Of all the knowledge we can acquire or possess, knowledge of the purpose of life reigns supreme. Why do we exist, and for what reason do we exist, and therefore, how should we conduct our lives? The extraordinary impact religions have had on mankind for thousands of years has to do with exactly the fact that they have always pretended to have the answers on these questions.

In the monotheist religions that have evolved in the Middle East (mainly Judaism, Christianity, and Islam), the answer is that we walk this planet to conduct lives that please God, so that after death, we will be elevated to another world, named paradise, where everything is better for those who have avoided sins on earth.

In Hinduism, the gods are less serene, and instead of being elevated to paradise, we will just be thrown back on earth after we have died as a Brahman or a cow, if our karma is good, and if our karma is really bad, we will come back as a worm, and be trampled upon. Therefore, the purpose of life, so they teach, is to take good care of our karma, and to follow according rules.

In the religions of East Asia, they tell us that the purpose of life is to attain enlightenment, which sounds like a lot of respect for knowledge, but on further investigation, it turns out that what they have in mind isn’t science, but rather enlightenment through meditation and total withdrawal from the world.

In modern times, ideologies have sometimes replaced religions in providing answers to the purpose question.

During the European Age of Enlightenment (no relationship to what Asians understand under the term), the idea has been forwarded that a common good is worthwhile to live and die for.

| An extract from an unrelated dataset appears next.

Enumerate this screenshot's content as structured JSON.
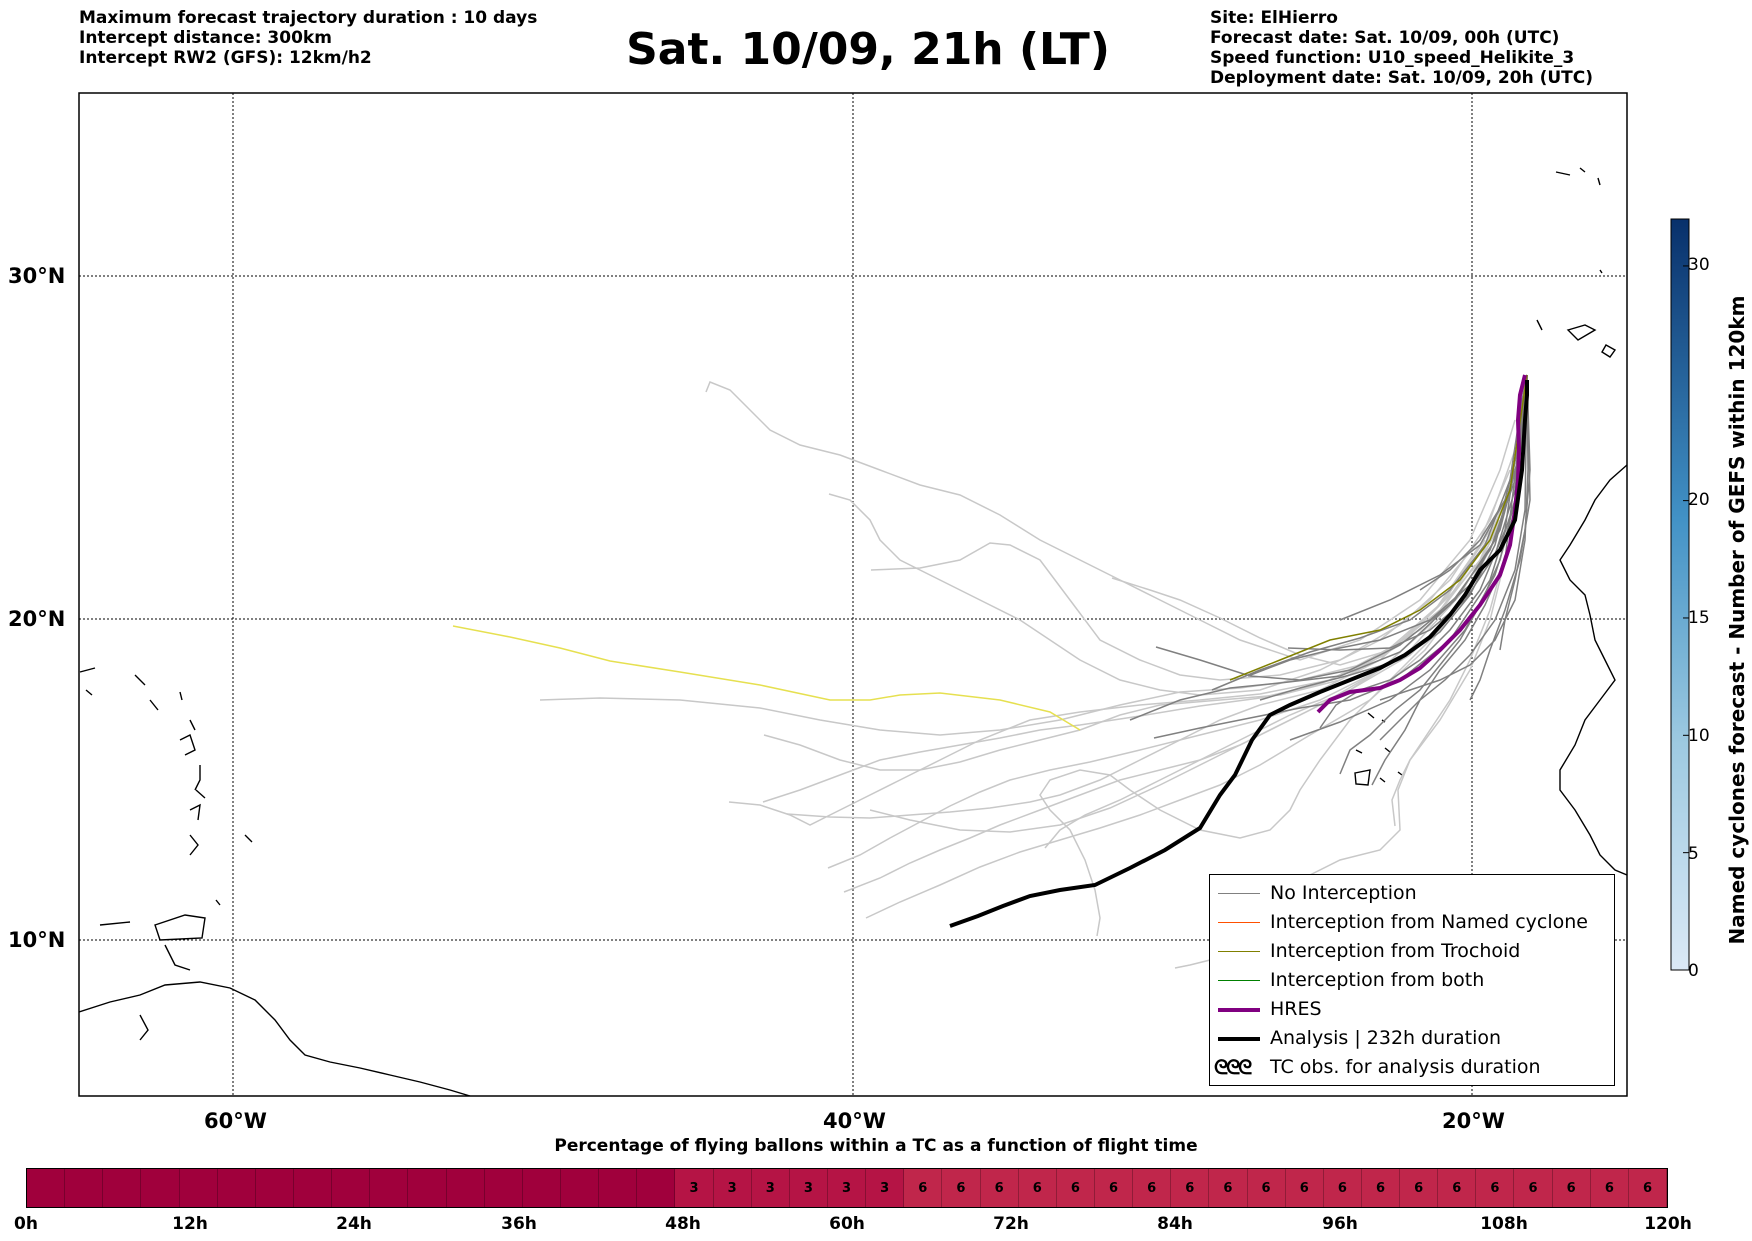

This gave rise to patriotism and culminated in the racism of the Nazis who felt that they were what Nietzsche defined as “Uebermensch”.

In Communism, “social progress” was defined as a proper, idealistic purpose for which to live for.

All crap.

Not the priests and imams, and not Himalaya gurus or the philosophers of Enlightenment, and neither the party bosses, nor the politicians advocating democracy and freedom for everyone are the proper authorities to address with questions on the purpose of life, but biologists.

And their answers are just as easy to formulate as are the answers of religions and ideologies: the purpose of our lives is to engage in activities that are associated with propagation. This is not the same as saying: we live to propagate. Because the purpose is in the journey, not in the destination.